= Shop Stewards Movement =

Early 20th century labour movement in the UK

The Shop Stewards Movement was a movement that brought together shop stewards from across the United Kingdom during the First World War. It originated with the Clyde Workers Committee, the first shop stewards committee in Britain, which campaigned against the imprisonment of three of their members in 1915. Most of the committee members belonged to the Amalgamated Society of Engineers (ASE). In November 1916 the Sheffield Workers' Committee was formed when ASE members there went on strike against the conscription of a local engineer. The government brought the strike to an end by exempting craft union members such as ASE engineers from military service. However, when the policy was reversed in May 1917, it was met by a strike involving 200,000 workers in 48 towns. The Shop Stewards Movement arose as a result of organising that strike.

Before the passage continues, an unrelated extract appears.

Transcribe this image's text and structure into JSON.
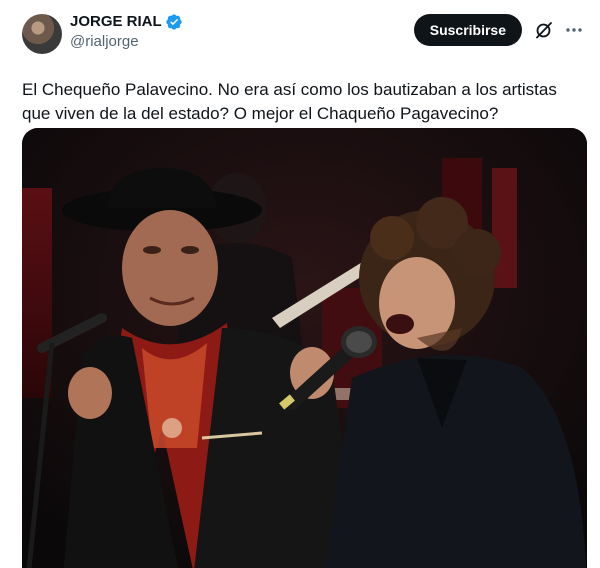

In 1917, a National Administrative Committee was established for what was named the Shop Stewards' and Workers' Committees. George Peet of the Manchester-based Joint Engineering Shop Stewards' Committee was elected as secretary, while Arthur MacManus of the Clyde Workers' Committee was chair, and J. T. Murphy from the Sheffield Workers' Committee was assistant secretary. Two months after the formation of the committee, it merged with a movement for the amalgamation of engineering unions, which had been founded in 1915 but had achieved little during the war. The organisation supported the October Revolution, and Peet represented it on the committee of the Hands Off Russia campaign.

The Shop Stewards Movement became less active by 1920, when Willie Gallacher, David Ramsay, Ted Lismer and J. T. Murphy organised a national conference, where it was agreed to affiliate to the Communist International (Comintern). Gallacher, Murphy, Ramsay and Jack Tanner represented the shop stewards at the Second World Congress of the Comintern held later in the year, but affiliation was not permitted on the grounds that the group was not a political party. Gallacher rejected suggestions that the movement should affiliate to the International Trade Union Council, a recently formed federation of communist trade unions, arguing that it was necessary for members to remain active within mainstream trade unions. Instead, in September, a compromise was agreed: the movement would affiliate to the Red International of Labour Unions, while individual members who also held membership in the new Communist Party of Great Britain would come under the discipline of that group.

The Shop Stewards' and Workers' Committee became part of the National Workers' Committee in 1921, and it agitated unsuccessfully for a general strike on Black Friday. The National Workers' Committee in turn merged with the British Bureau in 1922, with Peet remaining joint secretary for a year. After which, the Comintern ordered that Gallacher and J. R. Campbell must replace Peet and Lismer among the leaders of the movement.